O que diz a Fifa sobre manifestações políticas

A Fifa, em seu Código de Ética, proíbe a exibição de mensagens políticas, religiosas ou racistas em jogos oficiais. O artigo 60 do código disciplina que "qualquer pessoa que violar esta regra estará sujeita a sanções disciplinares". No entanto, o amistoso em questão não fazia parte de uma competição oficial da Fifa, o que pode limitar a capacidade da entidade de punir os envolvidos. A Conmebol, que organizou a partida, também não se manifestou. A ausência de punição imediata pode incentivar novos gestos do tipo em partidas futuras.

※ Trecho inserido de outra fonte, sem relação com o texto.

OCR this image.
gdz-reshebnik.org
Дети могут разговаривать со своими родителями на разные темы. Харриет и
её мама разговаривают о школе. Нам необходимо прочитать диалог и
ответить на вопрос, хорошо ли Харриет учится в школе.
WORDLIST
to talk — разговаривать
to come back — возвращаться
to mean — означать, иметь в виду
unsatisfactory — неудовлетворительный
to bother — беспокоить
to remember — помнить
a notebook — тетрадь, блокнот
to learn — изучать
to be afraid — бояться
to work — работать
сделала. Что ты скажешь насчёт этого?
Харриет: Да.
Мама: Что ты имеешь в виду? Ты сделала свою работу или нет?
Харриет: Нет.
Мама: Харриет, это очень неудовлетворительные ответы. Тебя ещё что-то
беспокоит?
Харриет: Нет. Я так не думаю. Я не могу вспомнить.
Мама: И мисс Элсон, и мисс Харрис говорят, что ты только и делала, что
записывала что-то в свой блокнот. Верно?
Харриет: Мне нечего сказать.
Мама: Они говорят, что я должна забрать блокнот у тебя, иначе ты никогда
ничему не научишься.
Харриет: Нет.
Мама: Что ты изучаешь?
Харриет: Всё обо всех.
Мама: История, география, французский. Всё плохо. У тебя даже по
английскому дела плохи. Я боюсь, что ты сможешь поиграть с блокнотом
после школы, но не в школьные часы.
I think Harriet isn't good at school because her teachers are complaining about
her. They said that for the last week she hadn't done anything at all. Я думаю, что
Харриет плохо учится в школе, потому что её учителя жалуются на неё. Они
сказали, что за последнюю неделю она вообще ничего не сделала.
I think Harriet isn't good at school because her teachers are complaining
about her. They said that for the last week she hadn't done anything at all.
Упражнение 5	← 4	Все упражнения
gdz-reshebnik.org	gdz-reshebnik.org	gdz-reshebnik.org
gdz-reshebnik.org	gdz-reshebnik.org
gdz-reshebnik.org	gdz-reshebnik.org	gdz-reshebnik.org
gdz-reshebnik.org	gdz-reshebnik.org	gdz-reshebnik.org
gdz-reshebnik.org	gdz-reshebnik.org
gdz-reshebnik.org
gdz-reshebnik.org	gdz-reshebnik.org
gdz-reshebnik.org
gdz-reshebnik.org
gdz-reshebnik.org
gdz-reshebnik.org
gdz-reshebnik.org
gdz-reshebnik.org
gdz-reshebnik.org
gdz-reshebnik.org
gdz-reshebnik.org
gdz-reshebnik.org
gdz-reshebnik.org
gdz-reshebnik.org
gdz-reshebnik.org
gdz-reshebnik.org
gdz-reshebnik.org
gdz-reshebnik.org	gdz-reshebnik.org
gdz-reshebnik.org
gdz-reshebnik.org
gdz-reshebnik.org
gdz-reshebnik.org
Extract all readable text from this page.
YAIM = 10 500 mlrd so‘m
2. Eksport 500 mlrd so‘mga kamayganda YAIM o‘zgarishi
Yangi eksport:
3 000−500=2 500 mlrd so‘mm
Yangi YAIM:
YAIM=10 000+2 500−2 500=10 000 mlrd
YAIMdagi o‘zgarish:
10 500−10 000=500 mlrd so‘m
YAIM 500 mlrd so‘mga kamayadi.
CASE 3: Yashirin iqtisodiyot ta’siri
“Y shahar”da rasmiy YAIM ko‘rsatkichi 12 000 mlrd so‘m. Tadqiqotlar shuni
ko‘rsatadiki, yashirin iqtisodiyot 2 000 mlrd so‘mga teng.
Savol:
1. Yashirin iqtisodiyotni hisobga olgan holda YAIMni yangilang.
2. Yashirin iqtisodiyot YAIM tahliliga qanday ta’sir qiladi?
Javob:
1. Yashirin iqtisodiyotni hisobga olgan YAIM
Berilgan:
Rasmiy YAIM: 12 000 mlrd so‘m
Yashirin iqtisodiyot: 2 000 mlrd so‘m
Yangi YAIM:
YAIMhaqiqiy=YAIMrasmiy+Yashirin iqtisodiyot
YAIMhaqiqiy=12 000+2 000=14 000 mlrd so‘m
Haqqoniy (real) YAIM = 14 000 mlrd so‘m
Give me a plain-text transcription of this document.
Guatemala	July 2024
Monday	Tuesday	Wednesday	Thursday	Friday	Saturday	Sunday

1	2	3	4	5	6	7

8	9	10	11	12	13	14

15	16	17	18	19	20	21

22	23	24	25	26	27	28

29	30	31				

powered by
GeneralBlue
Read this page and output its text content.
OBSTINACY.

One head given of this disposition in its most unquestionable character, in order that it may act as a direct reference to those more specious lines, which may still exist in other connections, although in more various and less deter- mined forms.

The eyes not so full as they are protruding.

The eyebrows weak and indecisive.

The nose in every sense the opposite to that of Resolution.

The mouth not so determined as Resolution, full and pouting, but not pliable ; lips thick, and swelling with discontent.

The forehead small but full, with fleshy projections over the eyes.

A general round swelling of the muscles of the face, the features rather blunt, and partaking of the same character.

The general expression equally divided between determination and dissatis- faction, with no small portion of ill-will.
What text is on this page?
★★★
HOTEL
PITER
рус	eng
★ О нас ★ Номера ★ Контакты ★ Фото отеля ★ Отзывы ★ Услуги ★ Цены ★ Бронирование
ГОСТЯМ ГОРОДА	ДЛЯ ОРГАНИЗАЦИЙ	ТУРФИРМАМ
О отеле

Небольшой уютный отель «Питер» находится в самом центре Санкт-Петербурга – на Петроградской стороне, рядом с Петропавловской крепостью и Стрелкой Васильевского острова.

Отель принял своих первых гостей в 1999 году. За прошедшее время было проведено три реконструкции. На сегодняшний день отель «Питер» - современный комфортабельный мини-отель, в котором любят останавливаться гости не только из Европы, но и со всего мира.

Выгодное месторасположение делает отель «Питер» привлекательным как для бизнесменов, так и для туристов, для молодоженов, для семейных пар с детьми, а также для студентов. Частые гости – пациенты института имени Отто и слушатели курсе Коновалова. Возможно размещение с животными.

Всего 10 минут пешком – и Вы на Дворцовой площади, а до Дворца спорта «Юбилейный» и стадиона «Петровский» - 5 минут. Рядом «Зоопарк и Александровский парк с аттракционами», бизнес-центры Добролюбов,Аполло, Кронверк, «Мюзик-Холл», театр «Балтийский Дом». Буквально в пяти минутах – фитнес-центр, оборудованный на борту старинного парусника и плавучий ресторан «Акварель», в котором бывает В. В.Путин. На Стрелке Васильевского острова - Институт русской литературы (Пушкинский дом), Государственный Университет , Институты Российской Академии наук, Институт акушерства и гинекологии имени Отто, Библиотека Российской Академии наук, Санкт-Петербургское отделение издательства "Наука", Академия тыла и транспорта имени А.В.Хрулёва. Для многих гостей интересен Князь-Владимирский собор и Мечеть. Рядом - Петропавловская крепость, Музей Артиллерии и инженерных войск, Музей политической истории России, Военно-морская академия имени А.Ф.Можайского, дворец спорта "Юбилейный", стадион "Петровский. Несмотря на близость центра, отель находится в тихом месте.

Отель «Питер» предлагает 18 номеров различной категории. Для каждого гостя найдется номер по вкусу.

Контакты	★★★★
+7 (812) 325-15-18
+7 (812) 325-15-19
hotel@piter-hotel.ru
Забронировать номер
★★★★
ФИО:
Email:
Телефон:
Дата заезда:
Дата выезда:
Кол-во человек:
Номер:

Contexto jurídico e tratados internacionais

A Argentina baseia sua reivindicação no princípio da integridade territorial e em resoluções da ONU. O Reino Unido, por sua vez, invoca o princípio da autodeterminação dos povos, consagrado na Carta da ONU. Em 2013, um referendo nas ilhas resultou em 99,8% dos votos a favor da permanência como território britânico, mas a Argentina não reconhece o plebiscito. O gesto dos jogadores argentinos insere-se nessa disputa jurídica e diplomática de longa data.

O impacto na carreira dos atletas

Nenhum jogador envolvido foi punido até o momento, mas a polêmica pode ter consequências. Atletas que atuam em clubes ingleses podem enfrentar pressão de torcedores e da diretoria. Alguns jogadores argentinos que jogam na Premier League já se manifestaram em privado contra o gesto, temendo represálias. A situação expõe o dilema entre a lealdade nacional e a carreira profissional, especialmente em um ambiente midiático globalizado.

Perguntas Frequentes

Por que a Argentina reivindica as Malvinas?

A Argentina alega que herdou as ilhas da coroa espanhola e que foram ocupadas pela força pelo Reino Unido em 1833. A reivindicação tem base constitucional e é apoiada por resoluções da ONU.

O que diz o Reino Unido sobre a soberania das Malvinas?

O Reino Unido afirma que exerceu administração ininterrupta desde 1833 e que os habitantes têm direito à autodeterminação, tendo votado em 2013 pela permanência como território britânico.

A Fifa pode punir os jogadores argentinos?

Sim, a Fifa proíbe manifestações políticas em campo. No entanto, o amistoso não era parte de uma competição oficial, o que pode limitar a aplicação de sanções.

Qual foi a reação do governo argentino?

O governo argentino reiterou a posição histórica de defesa da soberania, mas não comentou diretamente o ato dos jogadores.

O gesto já ocorreu antes?

Sim, em 1998, torcedores argentinos exibiram faixas pró-Malvinas em um amistoso contra a Inglaterra. A rivalidade esportiva entre os dois países é marcada por tensões políticas desde a guerra de 1982.

O que é a guerra das Malvinas?

Foi um conflito armado entre Argentina e Reino Unido em 1982, que durou 74 dias e resultou na morte de 649 argentinos e 255 britânicos. A Argentina perdeu a guerra, e a causa das Malvinas se tornou um símbolo nacional.